Although federal tax law strictly bars private foundations from doing business with their insiders, public nonprofits such as hospitals face no such restrictions, said Eisenberg, who has advocated for such limits in congressional testimony. 'There was a tradition in nonprofits that board members served for nothing, and they were prohibited from self-dealing. Now ... [doing business with board members] is increasingly popular.'
Manhattan attorney William Josephson, who headed the state Charities Bureau under then-Attorney General Eliot Spitzer, said the i-park lease deserves careful review because of its size alone. But, he said, it also calls to mind the state's 2000 lawsuit that toppled Port Authority chief Robert Boyle, the chairman of a Westchester hospital board who steered a development deal to attorney Albert Pirro in exchange for a secret partnership stake.
Mack never concealed his role, as Boyle did, an omission that led to a civil fraud charge against the latter. But otherwise, 'the facts of this transaction raise the same issues,' Josephson said. 'Under state law, trustees owe their charities a duty of loyalty. If a trustee has a business opportunity, he must offer it to the charity and not make an extraordinary profit in the process.'
Most other current and former health system officials reached by Newsday have declined to speak about the lease deal. But four of them, asking not to be named because they did not want to damage their relationships with the health system or with Mack, expressed discomfort at Mack's being both a senior board member and major landlord, and concern about the decision-making process.
Although the conflicts of interest that most often appear in Health Care Renewal seem to involve physicians' and health care academics' financial arrangements with drug, biotechnology, and device companies, this case illustrates that all sorts of conflicts are now prevalent in health care.
This case is also a reminder of just how big not-for-profit hospitals and health care systems have become. This means that the potential for big conflicts of interest affecting their leadership is increasing.

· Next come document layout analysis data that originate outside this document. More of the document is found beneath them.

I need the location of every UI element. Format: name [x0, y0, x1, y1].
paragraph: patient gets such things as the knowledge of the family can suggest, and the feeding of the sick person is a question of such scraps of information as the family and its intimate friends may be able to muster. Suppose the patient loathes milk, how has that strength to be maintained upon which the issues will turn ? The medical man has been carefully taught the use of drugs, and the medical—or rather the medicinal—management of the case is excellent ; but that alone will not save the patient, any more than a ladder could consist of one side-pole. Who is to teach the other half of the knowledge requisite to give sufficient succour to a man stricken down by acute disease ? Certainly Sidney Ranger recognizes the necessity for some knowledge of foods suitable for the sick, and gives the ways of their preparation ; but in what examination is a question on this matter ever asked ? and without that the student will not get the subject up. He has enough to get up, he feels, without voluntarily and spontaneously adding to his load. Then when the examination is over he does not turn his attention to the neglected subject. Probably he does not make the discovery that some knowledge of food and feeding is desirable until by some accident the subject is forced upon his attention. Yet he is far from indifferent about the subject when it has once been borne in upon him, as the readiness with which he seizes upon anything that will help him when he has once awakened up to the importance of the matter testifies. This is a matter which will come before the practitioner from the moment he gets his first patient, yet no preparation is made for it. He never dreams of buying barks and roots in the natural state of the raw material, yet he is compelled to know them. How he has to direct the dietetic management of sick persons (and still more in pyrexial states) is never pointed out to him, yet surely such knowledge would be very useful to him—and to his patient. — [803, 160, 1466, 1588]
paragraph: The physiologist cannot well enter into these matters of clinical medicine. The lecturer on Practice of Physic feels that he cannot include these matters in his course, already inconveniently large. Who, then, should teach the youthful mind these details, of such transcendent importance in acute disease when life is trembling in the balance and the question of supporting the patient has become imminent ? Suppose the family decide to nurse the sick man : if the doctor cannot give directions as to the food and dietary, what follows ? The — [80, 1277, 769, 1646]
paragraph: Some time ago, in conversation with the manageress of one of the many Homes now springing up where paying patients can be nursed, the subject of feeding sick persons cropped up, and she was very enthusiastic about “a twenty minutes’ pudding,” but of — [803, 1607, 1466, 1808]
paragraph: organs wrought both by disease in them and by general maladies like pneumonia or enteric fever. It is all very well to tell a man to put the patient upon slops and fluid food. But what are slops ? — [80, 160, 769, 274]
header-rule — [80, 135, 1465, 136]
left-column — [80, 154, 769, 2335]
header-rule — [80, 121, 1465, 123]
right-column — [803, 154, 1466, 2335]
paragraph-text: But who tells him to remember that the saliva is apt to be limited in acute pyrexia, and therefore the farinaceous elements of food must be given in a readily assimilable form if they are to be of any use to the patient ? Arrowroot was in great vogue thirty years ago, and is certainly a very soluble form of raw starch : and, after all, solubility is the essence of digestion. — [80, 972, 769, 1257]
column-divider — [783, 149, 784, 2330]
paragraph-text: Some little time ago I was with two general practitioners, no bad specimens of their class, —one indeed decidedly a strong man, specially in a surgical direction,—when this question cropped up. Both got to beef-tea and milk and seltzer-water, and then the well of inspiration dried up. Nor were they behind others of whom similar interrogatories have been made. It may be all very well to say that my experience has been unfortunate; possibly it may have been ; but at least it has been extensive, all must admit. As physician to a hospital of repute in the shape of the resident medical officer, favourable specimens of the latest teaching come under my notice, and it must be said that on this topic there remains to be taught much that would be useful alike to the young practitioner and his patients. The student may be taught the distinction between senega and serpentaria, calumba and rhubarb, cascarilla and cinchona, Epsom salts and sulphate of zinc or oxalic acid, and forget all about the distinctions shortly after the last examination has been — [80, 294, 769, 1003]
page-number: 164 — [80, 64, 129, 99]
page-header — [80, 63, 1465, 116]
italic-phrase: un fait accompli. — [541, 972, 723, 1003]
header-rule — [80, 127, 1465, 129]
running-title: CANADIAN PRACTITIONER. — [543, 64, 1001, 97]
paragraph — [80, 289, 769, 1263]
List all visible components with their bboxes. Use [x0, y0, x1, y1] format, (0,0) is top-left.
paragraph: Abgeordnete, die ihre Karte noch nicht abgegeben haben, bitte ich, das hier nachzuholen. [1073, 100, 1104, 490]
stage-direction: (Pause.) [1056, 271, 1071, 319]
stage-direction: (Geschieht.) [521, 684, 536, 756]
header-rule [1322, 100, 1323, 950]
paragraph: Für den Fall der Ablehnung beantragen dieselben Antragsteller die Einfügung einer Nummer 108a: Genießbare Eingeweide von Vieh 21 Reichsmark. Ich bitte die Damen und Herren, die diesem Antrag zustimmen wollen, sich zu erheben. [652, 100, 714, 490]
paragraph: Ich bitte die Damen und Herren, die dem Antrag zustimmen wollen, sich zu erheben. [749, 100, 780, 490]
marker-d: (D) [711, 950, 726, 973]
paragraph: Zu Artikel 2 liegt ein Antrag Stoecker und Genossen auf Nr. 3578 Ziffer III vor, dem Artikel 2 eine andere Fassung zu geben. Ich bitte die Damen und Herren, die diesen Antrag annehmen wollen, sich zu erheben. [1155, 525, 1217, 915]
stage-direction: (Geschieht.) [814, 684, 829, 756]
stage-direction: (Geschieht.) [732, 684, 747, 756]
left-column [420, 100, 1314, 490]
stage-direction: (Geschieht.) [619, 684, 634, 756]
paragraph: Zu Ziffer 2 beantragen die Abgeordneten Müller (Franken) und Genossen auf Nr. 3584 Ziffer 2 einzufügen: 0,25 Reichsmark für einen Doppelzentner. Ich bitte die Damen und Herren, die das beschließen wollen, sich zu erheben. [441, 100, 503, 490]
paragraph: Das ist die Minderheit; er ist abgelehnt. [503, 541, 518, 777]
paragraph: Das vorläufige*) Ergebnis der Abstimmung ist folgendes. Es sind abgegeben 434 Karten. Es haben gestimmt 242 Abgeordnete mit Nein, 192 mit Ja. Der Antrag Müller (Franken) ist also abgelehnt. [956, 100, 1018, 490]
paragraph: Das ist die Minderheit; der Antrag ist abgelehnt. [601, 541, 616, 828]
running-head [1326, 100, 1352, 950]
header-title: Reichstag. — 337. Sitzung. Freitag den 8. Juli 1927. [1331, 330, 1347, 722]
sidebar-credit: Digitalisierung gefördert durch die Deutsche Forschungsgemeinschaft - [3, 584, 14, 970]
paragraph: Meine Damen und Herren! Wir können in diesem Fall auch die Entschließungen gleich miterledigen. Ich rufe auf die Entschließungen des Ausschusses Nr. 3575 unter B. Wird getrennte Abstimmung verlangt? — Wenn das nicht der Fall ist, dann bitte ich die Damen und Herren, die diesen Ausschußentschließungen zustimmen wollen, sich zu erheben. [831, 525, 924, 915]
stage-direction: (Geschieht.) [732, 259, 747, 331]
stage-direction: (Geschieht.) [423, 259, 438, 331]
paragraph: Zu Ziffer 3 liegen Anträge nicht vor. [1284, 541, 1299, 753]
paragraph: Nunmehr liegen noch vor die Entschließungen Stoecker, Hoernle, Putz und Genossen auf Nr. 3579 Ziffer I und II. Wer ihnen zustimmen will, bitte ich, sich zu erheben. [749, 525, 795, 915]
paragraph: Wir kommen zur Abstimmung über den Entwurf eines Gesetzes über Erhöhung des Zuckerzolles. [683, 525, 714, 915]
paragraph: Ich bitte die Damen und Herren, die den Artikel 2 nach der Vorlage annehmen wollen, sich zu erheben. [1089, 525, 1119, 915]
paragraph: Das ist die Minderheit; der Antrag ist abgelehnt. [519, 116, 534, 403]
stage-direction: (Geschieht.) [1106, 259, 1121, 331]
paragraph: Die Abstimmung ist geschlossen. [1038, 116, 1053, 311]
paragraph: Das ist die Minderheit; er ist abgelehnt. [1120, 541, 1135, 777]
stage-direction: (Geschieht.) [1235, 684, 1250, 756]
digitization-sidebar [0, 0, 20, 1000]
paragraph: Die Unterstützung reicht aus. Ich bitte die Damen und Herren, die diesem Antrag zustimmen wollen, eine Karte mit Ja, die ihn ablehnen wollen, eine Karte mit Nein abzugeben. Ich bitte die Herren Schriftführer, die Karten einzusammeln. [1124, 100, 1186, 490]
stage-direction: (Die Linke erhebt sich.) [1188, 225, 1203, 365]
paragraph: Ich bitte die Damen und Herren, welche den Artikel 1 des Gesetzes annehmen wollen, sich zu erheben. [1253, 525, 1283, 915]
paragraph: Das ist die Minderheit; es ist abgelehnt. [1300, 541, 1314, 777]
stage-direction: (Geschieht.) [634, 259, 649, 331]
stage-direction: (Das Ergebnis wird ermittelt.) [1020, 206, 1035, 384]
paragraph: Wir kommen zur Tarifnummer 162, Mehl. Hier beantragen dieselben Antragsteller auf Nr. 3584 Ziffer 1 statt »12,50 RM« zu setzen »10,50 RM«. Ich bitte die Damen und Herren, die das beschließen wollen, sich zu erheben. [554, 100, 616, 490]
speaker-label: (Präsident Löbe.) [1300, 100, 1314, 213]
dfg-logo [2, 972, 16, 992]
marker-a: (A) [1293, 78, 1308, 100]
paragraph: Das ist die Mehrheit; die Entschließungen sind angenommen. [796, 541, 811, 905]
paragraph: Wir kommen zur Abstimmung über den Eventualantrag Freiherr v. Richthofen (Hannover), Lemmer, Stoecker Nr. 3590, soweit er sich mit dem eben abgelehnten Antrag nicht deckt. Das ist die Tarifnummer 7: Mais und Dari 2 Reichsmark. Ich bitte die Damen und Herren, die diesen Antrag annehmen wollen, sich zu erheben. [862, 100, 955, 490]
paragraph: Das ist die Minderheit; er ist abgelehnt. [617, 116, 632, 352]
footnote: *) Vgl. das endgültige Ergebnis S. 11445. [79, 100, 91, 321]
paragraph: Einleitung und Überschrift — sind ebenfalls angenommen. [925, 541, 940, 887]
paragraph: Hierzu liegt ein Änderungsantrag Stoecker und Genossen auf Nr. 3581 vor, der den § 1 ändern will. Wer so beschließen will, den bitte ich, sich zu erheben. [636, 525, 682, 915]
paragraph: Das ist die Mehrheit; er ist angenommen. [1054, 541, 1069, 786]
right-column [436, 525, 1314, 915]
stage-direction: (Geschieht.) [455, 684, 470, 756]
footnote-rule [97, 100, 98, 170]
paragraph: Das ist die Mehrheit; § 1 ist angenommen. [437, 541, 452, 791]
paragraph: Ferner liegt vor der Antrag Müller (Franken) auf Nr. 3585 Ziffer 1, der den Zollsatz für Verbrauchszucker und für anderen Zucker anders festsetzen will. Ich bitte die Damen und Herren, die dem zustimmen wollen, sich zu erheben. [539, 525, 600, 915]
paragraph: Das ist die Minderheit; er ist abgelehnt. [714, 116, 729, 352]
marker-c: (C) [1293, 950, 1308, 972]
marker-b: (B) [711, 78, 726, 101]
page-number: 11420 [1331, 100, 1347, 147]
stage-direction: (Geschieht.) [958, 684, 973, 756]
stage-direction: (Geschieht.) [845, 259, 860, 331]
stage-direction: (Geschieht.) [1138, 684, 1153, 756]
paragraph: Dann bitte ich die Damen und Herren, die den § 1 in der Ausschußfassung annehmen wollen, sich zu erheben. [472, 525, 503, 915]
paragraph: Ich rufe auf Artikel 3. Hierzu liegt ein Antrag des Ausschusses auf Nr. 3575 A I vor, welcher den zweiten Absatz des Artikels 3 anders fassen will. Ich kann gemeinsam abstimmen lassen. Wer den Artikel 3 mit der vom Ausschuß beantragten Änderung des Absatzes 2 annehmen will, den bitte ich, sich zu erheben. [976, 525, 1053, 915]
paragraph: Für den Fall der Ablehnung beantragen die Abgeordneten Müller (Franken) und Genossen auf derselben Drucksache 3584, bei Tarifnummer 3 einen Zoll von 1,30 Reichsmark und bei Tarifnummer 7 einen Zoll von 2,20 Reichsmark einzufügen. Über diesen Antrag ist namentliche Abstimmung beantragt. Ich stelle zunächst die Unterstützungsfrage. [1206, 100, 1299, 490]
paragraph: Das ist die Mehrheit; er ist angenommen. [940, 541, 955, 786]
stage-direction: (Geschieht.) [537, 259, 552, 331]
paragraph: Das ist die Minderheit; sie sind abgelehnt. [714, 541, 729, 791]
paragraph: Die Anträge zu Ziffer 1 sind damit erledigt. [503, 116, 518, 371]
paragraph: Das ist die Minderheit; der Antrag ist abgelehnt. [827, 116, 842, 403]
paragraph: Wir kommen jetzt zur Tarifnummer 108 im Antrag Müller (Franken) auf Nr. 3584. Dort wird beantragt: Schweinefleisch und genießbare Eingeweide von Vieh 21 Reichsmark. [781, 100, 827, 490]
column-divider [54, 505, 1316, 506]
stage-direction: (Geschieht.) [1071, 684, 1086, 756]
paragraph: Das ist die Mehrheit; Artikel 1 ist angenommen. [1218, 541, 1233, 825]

Yet there seems to be much less disclosure and discusison of such conflicts than of conflicts involving, say, academic physicians and pharmaceutical companies.
Furthermore, these conflicts more often may involve organizational leaders who might reasonably be called members of the power elite. To me, the most striking aspect of this case was how blithely such powerful individuals on the health care system's board dismissed any concerns about conflicts of interest.
As F Scott Fitzgerald wrote, "Let me tell you about the very rich. They are different from you and me." But they now seem to be running health care organizations that are supposed to take care of you and me.